• ozymandias117@lemmy.worldEnglish
    12·
    1 year ago

    One of the selling points Jason had for WireGuard is that it’s less likely to be misconfigured

    I’d probably argue WireGuard is security first, and can be used for privacy

    IIRC the saving of IP addresses in memory is part of the design to allow you to keep connected to the VPN even if your network connection changes, e.g. when switching from WiFi to 5G

    Not to say there aren’t any downsides, just that you already need to implicitly trust your VPN provider either way

    The UDP only issue is really unfortunate for networks that try to block anything not HTTP

  • Tibert@compuverse.ukEnglish
    7·
    1 year ago

    On the website :

    Wireguard is clearly seen by firewalls as a VPN by only allowing UDP packets

    However proton Vpn în their app, they have a “wireguard TCP” setting.

    Which is also confusing as on their wireguard marketing page, there is a faq where they say openvpn supports tcp in a ways as it supports TCP but not wireguard.

    • flatbield@beehaw.orgEnglish
      1·
      1 year ago

      This is my issue with Wireguard.

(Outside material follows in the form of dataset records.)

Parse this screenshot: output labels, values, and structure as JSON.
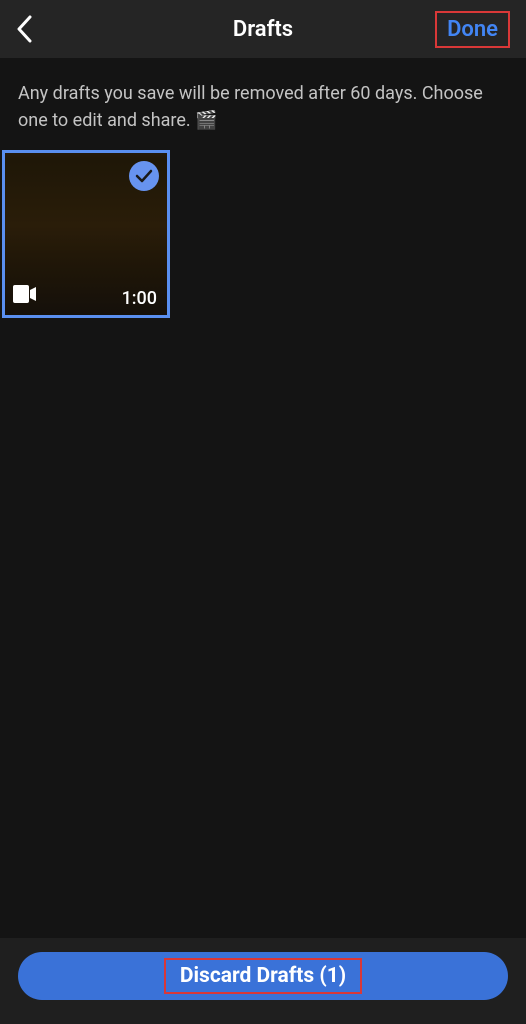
{
  "header": {
    "title": "Drafts",
    "done_label": "Done"
  },
  "info": {
    "text": "Any drafts you save will be removed after 60 days. Choose one to edit and share. 🎬"
  },
  "drafts": [
    {
      "duration": "1:00",
      "selected": true
    }
  ],
  "footer": {
    "discard_label": "Discard Drafts (1)"
  }
}
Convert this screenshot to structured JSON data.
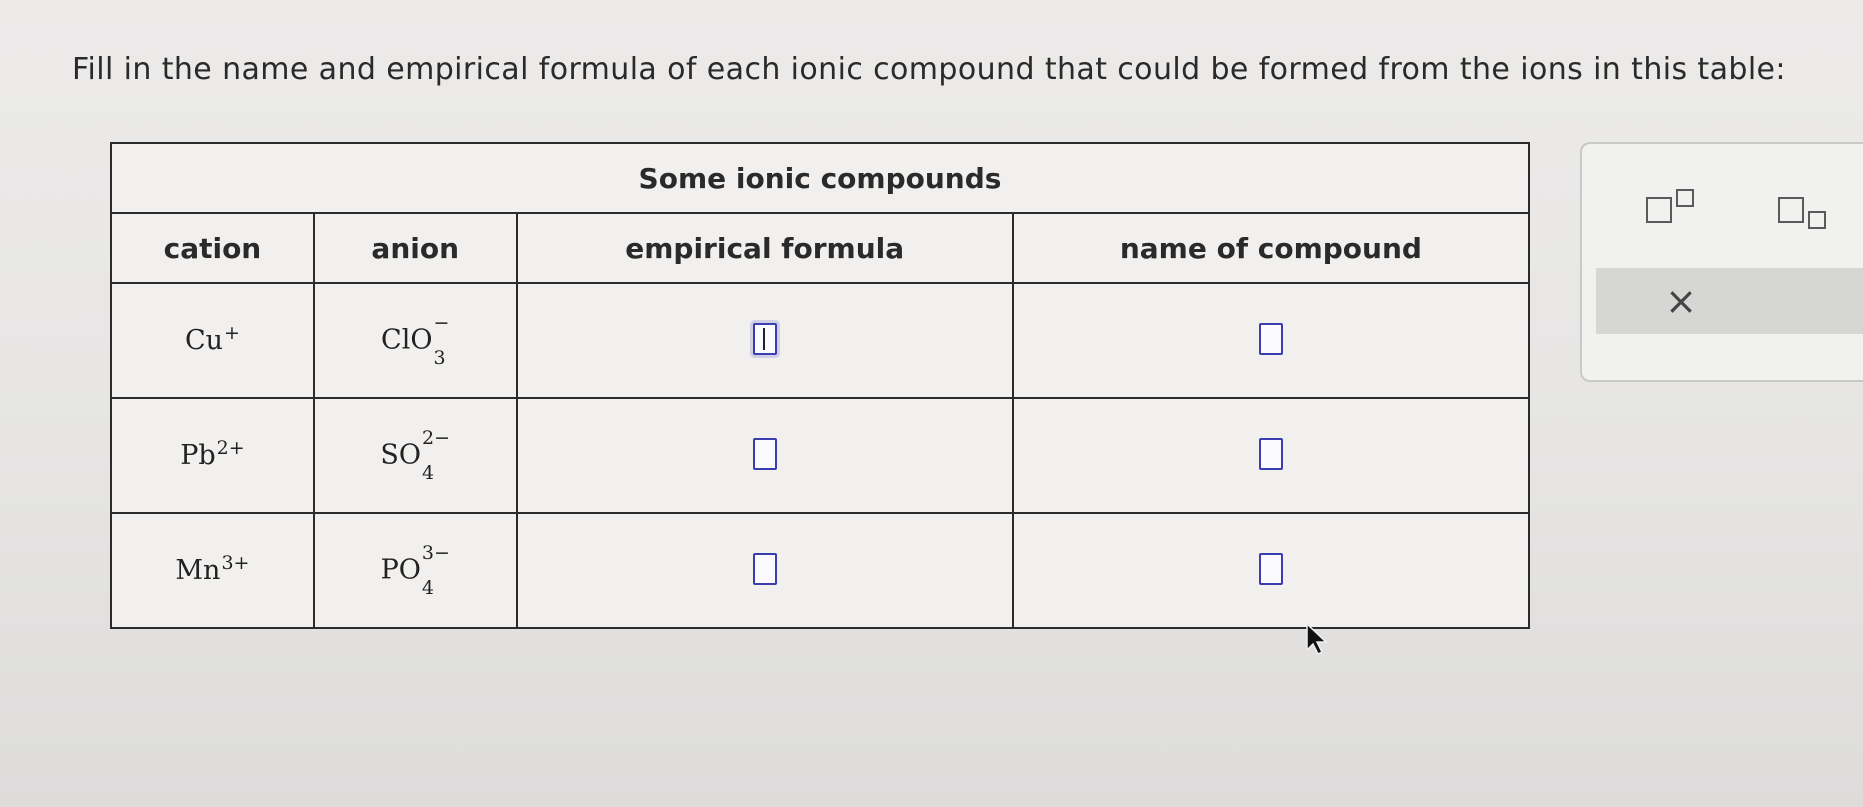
{
  "prompt": "Fill in the name and empirical formula of each ionic compound that could be formed from the ions in this table:",
  "table": {
    "title": "Some ionic compounds",
    "headers": {
      "cation": "cation",
      "anion": "anion",
      "formula": "empirical formula",
      "name": "name of compound"
    },
    "rows": [
      {
        "cation": {
          "base": "Cu",
          "charge": "+",
          "sub": ""
        },
        "anion": {
          "base": "ClO",
          "charge": "−",
          "sub": "3"
        }
      },
      {
        "cation": {
          "base": "Pb",
          "charge": "2+",
          "sub": ""
        },
        "anion": {
          "base": "SO",
          "charge": "2−",
          "sub": "4"
        }
      },
      {
        "cation": {
          "base": "Mn",
          "charge": "3+",
          "sub": ""
        },
        "anion": {
          "base": "PO",
          "charge": "3−",
          "sub": "4"
        }
      }
    ]
  },
  "palette": {
    "superscript_icon": "superscript-template-icon",
    "subscript_icon": "subscript-template-icon",
    "clear_label": "×"
  },
  "colors": {
    "answer_box": "#3a3db0"
  }
}
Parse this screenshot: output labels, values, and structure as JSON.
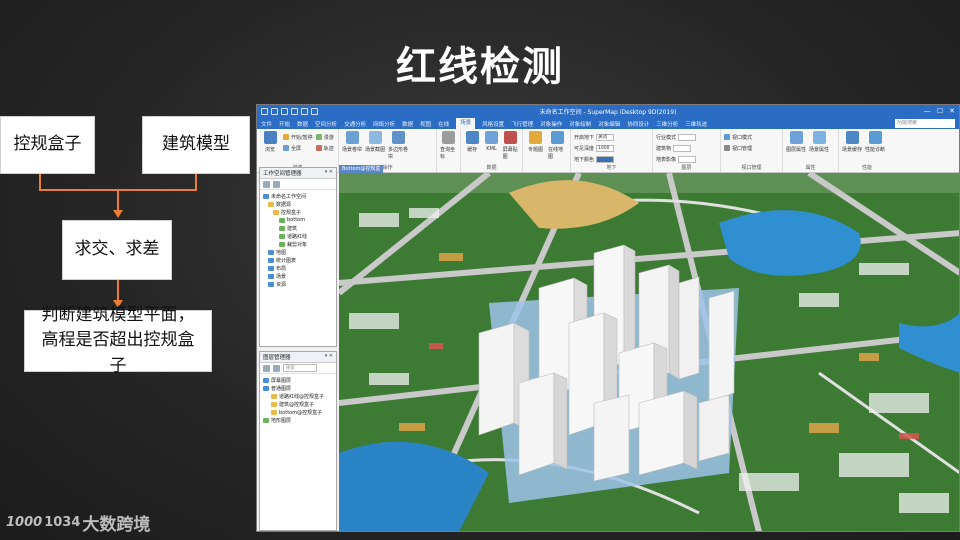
{
  "slide": {
    "title": "红线检测"
  },
  "flowchart": {
    "box_left": "控规盒子",
    "box_right": "建筑模型",
    "box_mid": "求交、求差",
    "box_bottom": "判断建筑模型平面，高程是否超出控规盒子",
    "arrow_color": "#ed7d31"
  },
  "app": {
    "window_title": "未命名工作空间 - SuperMap iDesktop 9D(2019)",
    "menu_items": [
      "文件",
      "开始",
      "数据",
      "空间分析",
      "交通分析",
      "网络分析",
      "数据",
      "视图",
      "在线",
      "场景",
      "风格设置",
      "飞行管理",
      "对象操作",
      "对象绘制",
      "对象编辑",
      "协同设计",
      "三维分析",
      "三维轨迹"
    ],
    "active_menu": "场景",
    "search_placeholder": "功能搜索",
    "ribbon": {
      "group_labels": [
        "浏览",
        "操作",
        "数据",
        "地下",
        "图层",
        "视口管理",
        "属性",
        "性能"
      ],
      "buttons": [
        "浏览",
        "场景卷帘",
        "场景截图",
        "多边形卷帘",
        "查询坐标",
        "缓存",
        "KML",
        "屏幕贴图",
        "专题图",
        "在线地图"
      ],
      "small_items": [
        "开始/暂停",
        "漫游",
        "全屏",
        "轨迹",
        "开启地下",
        "可见深度",
        "地下颜色",
        "行业模式",
        "建筑物",
        "地表影像",
        "视口模式",
        "视口管理",
        "图层属性",
        "场景属性",
        "场景缓存",
        "性能诊断"
      ],
      "open_value": "关闭",
      "depth_value": "1000"
    },
    "doc_tab": "Bottom@控规盒子",
    "workspace_panel": {
      "title": "工作空间管理器",
      "tree": [
        "未命名工作空间",
        "数据源",
        "控规盒子",
        "bottom",
        "建筑",
        "道路红线",
        "裁剪对象",
        "地图",
        "统计图表",
        "布局",
        "场景",
        "资源"
      ]
    },
    "layer_panel": {
      "title": "图层管理器",
      "search_placeholder": "搜索",
      "tree": [
        "屏幕图层",
        "普通图层",
        "道路红线@控规盒子",
        "建筑@控规盒子",
        "bottom@控规盒子",
        "地形图层"
      ]
    }
  },
  "watermark": {
    "logo": "1000",
    "number": "1034",
    "text": "大数跨境"
  }
}
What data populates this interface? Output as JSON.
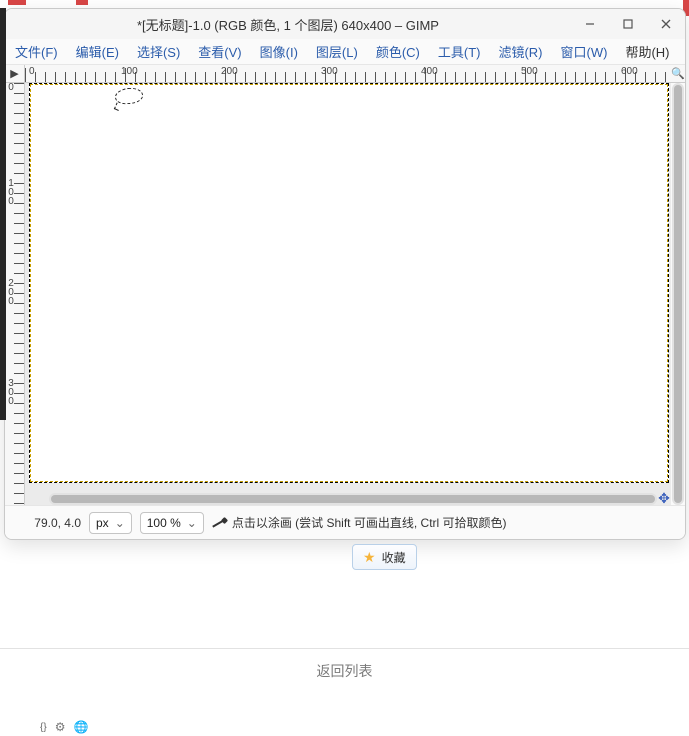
{
  "window": {
    "title": "*[无标题]-1.0 (RGB 颜色, 1 个图层) 640x400 – GIMP"
  },
  "menu": {
    "file": "文件(F)",
    "edit": "编辑(E)",
    "select": "选择(S)",
    "view": "查看(V)",
    "image": "图像(I)",
    "layer": "图层(L)",
    "colors": "颜色(C)",
    "tools": "工具(T)",
    "filters": "滤镜(R)",
    "windows": "窗口(W)",
    "help": "帮助(H)"
  },
  "ruler": {
    "h": [
      "0",
      "100",
      "200",
      "300",
      "400",
      "500",
      "600"
    ],
    "v": [
      "0",
      "100",
      "200",
      "300"
    ]
  },
  "status": {
    "coord": "79.0, 4.0",
    "unit": "px",
    "zoom": "100 %",
    "hint": "点击以涂画 (尝试 Shift 可画出直线, Ctrl 可拾取颜色)"
  },
  "behind": {
    "favorite": "收藏",
    "back_list": "返回列表"
  }
}
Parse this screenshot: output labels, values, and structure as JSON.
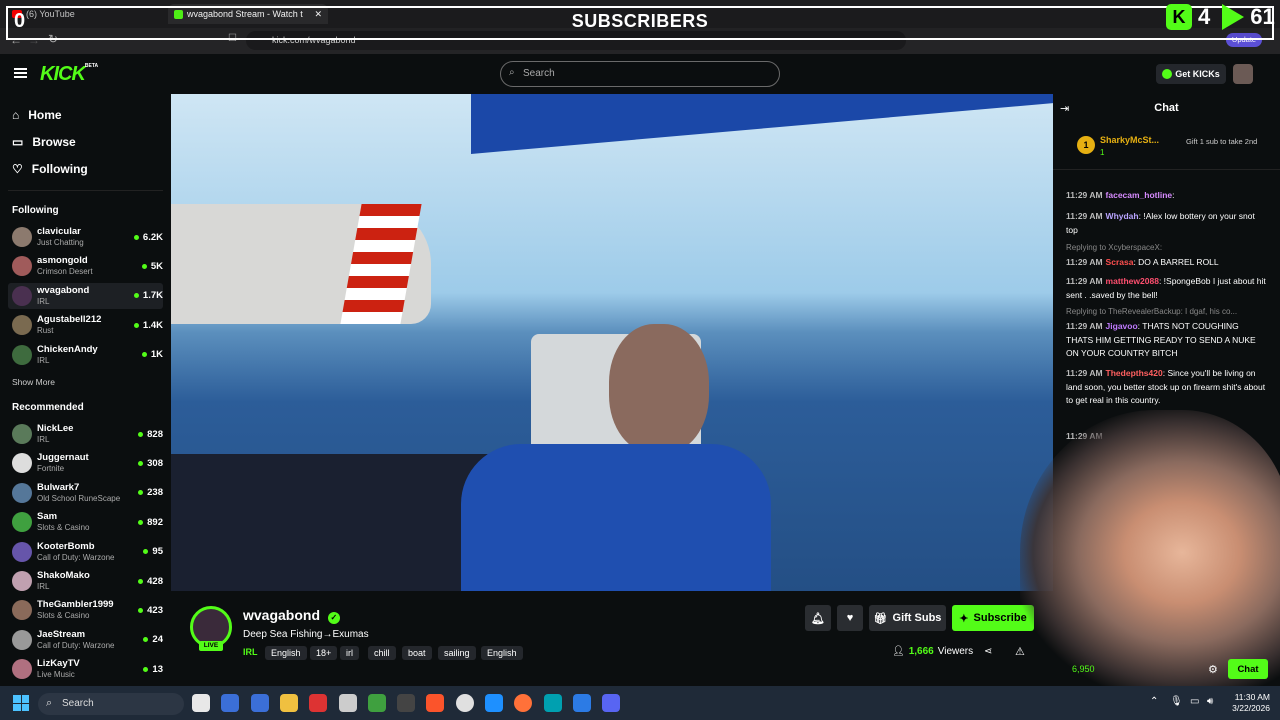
{
  "browser": {
    "tabs": [
      {
        "label": "(6) YouTube"
      },
      {
        "label": "wvagabond Stream - Watch t"
      }
    ],
    "url": "kick.com/wvagabond",
    "update_label": "Update"
  },
  "overlay": {
    "left_count": "0",
    "title": "SUBSCRIBERS",
    "kick_count": "4",
    "right_count": "61"
  },
  "header": {
    "logo": "KICK",
    "logo_badge": "BETA",
    "search_placeholder": "Search",
    "get_kicks": "Get KICKs"
  },
  "sidebar": {
    "nav": [
      {
        "label": "Home"
      },
      {
        "label": "Browse"
      },
      {
        "label": "Following"
      }
    ],
    "following_header": "Following",
    "following": [
      {
        "name": "clavicular",
        "category": "Just Chatting",
        "viewers": "6.2K",
        "color": "#8c7a6e"
      },
      {
        "name": "asmongold",
        "category": "Crimson Desert",
        "viewers": "5K",
        "color": "#a05b5b"
      },
      {
        "name": "wvagabond",
        "category": "IRL",
        "viewers": "1.7K",
        "color": "#4a3050"
      },
      {
        "name": "Agustabell212",
        "category": "Rust",
        "viewers": "1.4K",
        "color": "#7a6a50"
      },
      {
        "name": "ChickenAndy",
        "category": "IRL",
        "viewers": "1K",
        "color": "#3e6b3e"
      }
    ],
    "show_more": "Show More",
    "recommended_header": "Recommended",
    "recommended": [
      {
        "name": "NickLee",
        "category": "IRL",
        "viewers": "828",
        "color": "#5a7a5a"
      },
      {
        "name": "Juggernaut",
        "category": "Fortnite",
        "viewers": "308",
        "color": "#ddd"
      },
      {
        "name": "Bulwark7",
        "category": "Old School RuneScape",
        "viewers": "238",
        "color": "#557799"
      },
      {
        "name": "Sam",
        "category": "Slots & Casino",
        "viewers": "892",
        "color": "#3fa03f"
      },
      {
        "name": "KooterBomb",
        "category": "Call of Duty: Warzone",
        "viewers": "95",
        "color": "#6655aa"
      },
      {
        "name": "ShakoMako",
        "category": "IRL",
        "viewers": "428",
        "color": "#c0a0b0"
      },
      {
        "name": "TheGambler1999",
        "category": "Slots & Casino",
        "viewers": "423",
        "color": "#8a6a5a"
      },
      {
        "name": "JaeStream",
        "category": "Call of Duty: Warzone",
        "viewers": "24",
        "color": "#999"
      },
      {
        "name": "LizKayTV",
        "category": "Live Music",
        "viewers": "13",
        "color": "#b07080"
      }
    ]
  },
  "stream": {
    "name": "wvagabond",
    "live": "LIVE",
    "title": "Deep Sea Fishing→Exumas",
    "category": "IRL",
    "tags": [
      "English",
      "18+",
      "irl",
      "chill",
      "boat",
      "sailing",
      "English"
    ],
    "gift_subs": "Gift Subs",
    "subscribe": "Subscribe",
    "viewers_count": "1,666",
    "viewers_label": "Viewers"
  },
  "chat": {
    "title": "Chat",
    "pinned": {
      "rank": "1",
      "user": "SharkyMcSt...",
      "sub_count": "1",
      "gift_text": "Gift 1 sub to take 2nd"
    },
    "messages": [
      {
        "time": "11:29 AM",
        "user": "facecam_hotline",
        "color": "#d78bff",
        "text": ""
      },
      {
        "time": "11:29 AM",
        "user": "Whydah",
        "color": "#b9a4ff",
        "text": "!Alex low bottery on your snot top"
      },
      {
        "reply": "Replying to XcyberspaceX:",
        "time": "11:29 AM",
        "user": "Scrasa",
        "color": "#ff4f4f",
        "text": "DO A BARREL ROLL"
      },
      {
        "time": "11:29 AM",
        "user": "matthew2088",
        "color": "#ff4f6f",
        "text": "!SpongeBob I just about hit sent . .saved by the bell!"
      },
      {
        "reply": "Replying to TheRevealerBackup: I dgaf, his co...",
        "time": "11:29 AM",
        "user": "Jigavoo",
        "color": "#c07bff",
        "text": "THATS NOT COUGHING THATS HIM GETTING READY TO SEND A NUKE ON YOUR COUNTRY BITCH"
      },
      {
        "time": "11:29 AM",
        "user": "Thedepths420",
        "color": "#ff6060",
        "text": "Since you'll be living on land soon, you better stock up on firearm shit's about to get real in this country."
      },
      {
        "time": "11:29 AM",
        "user": "",
        "color": "#ffffff",
        "text": ""
      }
    ],
    "chat_button": "Chat",
    "bottom_count": "6,950"
  },
  "taskbar": {
    "search": "Search",
    "time": "11:30 AM",
    "date": "3/22/2026"
  },
  "colors": {
    "accent": "#53fc18",
    "bg": "#0b0e0f"
  }
}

It is not good a firewall traversal. On restrictive nets really you have to get out via TLS port 443. No other way often works. So for the traveler OpenVPN TCP option can be way better. Nice to see Proton has a solution.

      The other problem with Wireguard is that it is not necessarily as anonymous. The good VPN providers had to do special things to make that so.

      Other then that, Wireguard is wonderful in terms of performance and presumably security too.